Speaker
Description
Field-programmable gate arrays (FPGAs) are widely used to implement deep learning inference. Standard deep neural network inference involves the computation of interleaved linear maps and nonlinear activation functions. Prior work for ultra-low latency implementations has hardcoded the combination of linear maps and nonlinear activations inside FPGA lookup tables (LUTs). Our work is motivated by the idea that the LUTs in an FPGA can be used to implement a much greater variety of functions than this. In this paper, we propose a novel approach to training neural networks for FPGA deployment using multivariate polynomials as the basic building block. Our method takes advantage of the flexibility offered by the soft logic, hiding the polynomial evaluation inside the LUTs with zero overhead.

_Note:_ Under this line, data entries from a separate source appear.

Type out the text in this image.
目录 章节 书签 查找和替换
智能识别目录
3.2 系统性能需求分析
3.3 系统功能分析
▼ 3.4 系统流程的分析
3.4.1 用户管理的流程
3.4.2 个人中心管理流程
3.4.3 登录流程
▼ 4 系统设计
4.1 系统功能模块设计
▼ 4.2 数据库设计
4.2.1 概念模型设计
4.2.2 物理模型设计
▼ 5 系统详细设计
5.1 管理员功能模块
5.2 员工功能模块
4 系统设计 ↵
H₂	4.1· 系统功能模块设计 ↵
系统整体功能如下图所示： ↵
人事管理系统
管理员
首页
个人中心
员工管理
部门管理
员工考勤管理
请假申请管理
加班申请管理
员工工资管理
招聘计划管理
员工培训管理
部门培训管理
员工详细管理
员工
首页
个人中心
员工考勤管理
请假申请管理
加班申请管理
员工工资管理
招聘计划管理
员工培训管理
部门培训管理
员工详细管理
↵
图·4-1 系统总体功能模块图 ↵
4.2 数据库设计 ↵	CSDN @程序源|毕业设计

Our aim is to enable applications that require ultra-low latency real-time processing and highly lightweight on-chip implementations. We show that by using polynomial building blocks, we can achieve the same accuracy using considerably fewer layers of soft-logic than by using linear functions, leading to significant latency and area improvements. We demonstrate the effectiveness of this approach in three different tasks: network intrusion detection, handwritten digit recognition using the MNIST dataset, and jet identification at the CERN Large Hadron Collider. Compared to prior works, for similar accuracies, our method achieves significant latency improvements in these tasks, with reductions of up to $2\times$, $19.38\times$, and $3.57\times$, respectively.